7 幽霊を信じる者②
「モナカ!」
不意打ちを食らった杏奈は、おどろいた勢いで一歩後退する。「うっそ! 久しぶりじゃん!」
「はい、モナカです。お久しゅうございます」
忍者よろしく足音を立てず、すっとドアの陰から出てきた彼女の名前は、
若葉ほどではないが背が高くて、佐絵ほどではないがスレンダーな体型の大学一年生。杏奈、若葉と同じ教養学部の学生だが、学科がちがう。モナカは人文科学。
「若葉さんもお元気そうで、なによりです」
うやうやしくお辞儀したモナカは、明るめのブラウンの髪を姫カットにしている。前髪は眉のあたりでパッツン。サイドの髪はあごのラインで切りそろえ、うしろはロングヘアの姫カット。

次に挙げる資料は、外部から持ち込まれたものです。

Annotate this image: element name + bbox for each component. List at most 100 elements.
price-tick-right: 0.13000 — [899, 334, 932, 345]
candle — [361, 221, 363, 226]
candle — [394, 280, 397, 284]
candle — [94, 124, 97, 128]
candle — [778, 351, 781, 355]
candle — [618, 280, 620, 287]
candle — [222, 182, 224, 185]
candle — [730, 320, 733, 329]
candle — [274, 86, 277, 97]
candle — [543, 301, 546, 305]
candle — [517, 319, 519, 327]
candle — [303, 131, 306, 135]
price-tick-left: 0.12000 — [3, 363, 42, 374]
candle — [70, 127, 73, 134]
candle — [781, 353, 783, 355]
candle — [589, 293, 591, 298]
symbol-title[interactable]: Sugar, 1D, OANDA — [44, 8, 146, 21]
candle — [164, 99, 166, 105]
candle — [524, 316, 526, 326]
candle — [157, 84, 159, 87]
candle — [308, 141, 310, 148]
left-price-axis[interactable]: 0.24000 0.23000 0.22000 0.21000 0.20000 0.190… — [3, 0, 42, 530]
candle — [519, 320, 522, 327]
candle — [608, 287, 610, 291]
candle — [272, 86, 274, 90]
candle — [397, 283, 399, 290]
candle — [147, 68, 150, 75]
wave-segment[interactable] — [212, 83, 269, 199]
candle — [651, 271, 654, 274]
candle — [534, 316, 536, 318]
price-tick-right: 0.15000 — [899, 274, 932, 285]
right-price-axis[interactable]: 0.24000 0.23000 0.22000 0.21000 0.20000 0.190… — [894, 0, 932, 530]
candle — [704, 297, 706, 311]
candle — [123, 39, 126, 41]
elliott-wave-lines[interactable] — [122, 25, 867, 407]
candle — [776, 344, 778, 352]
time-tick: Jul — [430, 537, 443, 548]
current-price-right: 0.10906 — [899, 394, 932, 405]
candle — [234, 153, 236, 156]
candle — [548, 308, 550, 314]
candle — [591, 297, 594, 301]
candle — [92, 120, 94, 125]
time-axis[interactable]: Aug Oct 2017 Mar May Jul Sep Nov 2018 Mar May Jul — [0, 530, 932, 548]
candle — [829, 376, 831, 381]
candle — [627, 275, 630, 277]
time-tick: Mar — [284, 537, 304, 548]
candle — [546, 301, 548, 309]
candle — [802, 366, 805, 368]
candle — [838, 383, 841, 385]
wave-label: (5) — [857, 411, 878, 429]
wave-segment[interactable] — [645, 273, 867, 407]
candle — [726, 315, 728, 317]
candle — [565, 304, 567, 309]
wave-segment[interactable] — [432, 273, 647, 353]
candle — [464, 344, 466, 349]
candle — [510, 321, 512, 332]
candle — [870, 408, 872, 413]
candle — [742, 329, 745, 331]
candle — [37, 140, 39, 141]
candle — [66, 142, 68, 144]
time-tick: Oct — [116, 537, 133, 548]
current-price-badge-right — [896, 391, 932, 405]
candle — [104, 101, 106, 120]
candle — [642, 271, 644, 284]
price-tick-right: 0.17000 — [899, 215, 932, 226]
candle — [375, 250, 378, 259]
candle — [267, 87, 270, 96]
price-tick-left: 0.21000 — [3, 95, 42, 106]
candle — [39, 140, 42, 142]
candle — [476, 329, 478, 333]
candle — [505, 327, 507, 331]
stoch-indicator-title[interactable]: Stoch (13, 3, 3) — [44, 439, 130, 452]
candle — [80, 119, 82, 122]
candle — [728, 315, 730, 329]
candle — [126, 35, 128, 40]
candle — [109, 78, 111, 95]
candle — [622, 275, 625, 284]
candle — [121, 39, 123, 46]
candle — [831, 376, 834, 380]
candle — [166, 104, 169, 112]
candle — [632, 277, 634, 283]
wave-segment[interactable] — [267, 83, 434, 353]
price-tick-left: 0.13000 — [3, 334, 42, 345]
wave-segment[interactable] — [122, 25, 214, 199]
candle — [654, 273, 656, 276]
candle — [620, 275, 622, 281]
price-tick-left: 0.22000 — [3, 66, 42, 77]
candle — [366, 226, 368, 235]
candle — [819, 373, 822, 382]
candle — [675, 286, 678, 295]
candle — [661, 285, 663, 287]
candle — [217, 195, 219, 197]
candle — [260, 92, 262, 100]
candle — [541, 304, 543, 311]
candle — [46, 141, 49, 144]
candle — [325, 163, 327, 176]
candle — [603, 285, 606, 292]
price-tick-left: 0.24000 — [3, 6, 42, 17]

「相変わらずの堅苦しさ。佐絵さんじゃないんだから、たまには顔ぐらい見せてよ」
珍獣を眺める目つきで笑った若葉に、モナカはあらためてお辞儀した。
「ちょいちょい、若葉ちゃん。訂正しろや。今年のわたしは引きこもってねえから」
こんなふうに超陽気な佐絵とはちがって、モナカは感情の起伏に乏しい学生だ。
いつなんどきもメガネをかけ、パッと見はクールな秀才だが、黒いスウェットのセットアップはたぶん寝間着で、裸足に草履の組み合わせだからズボラな印象だった。
「モナカ、講義はどうしてるの? 全部、リモート?」
杏奈が質問する。モナカは小鳥のように、ちょこんとうなずいた。
リモートだから寝間着でもいいらしい。
「他人の目は気にしません」
だそうだが、モナカは誰しもが認める美女だ。他人の目を磁石のように惹きつける。
モナカが第四女子寮に入寮してきたとき、時期が時期だっただけに杏奈はびっくりした。
金輪際、新規の入居者なんぞ絶対に出てこないだろう。露骨にそんな雰囲気だったのに、杏奈の予想に反して入寮してきたのがモナカだった。
モナカはオカルトが大好物らしい。ただし、杏奈のようにフィクションとして楽しんでいるのではない。彼女は大真面目に信じているのだ。幽霊の存在を。
われらが第四女子寮には八年前に死んだ吉野りんかの怨霊が取り憑いている。
この噂の真偽をたしかめるために、モナカは第四女子寮にやって来た。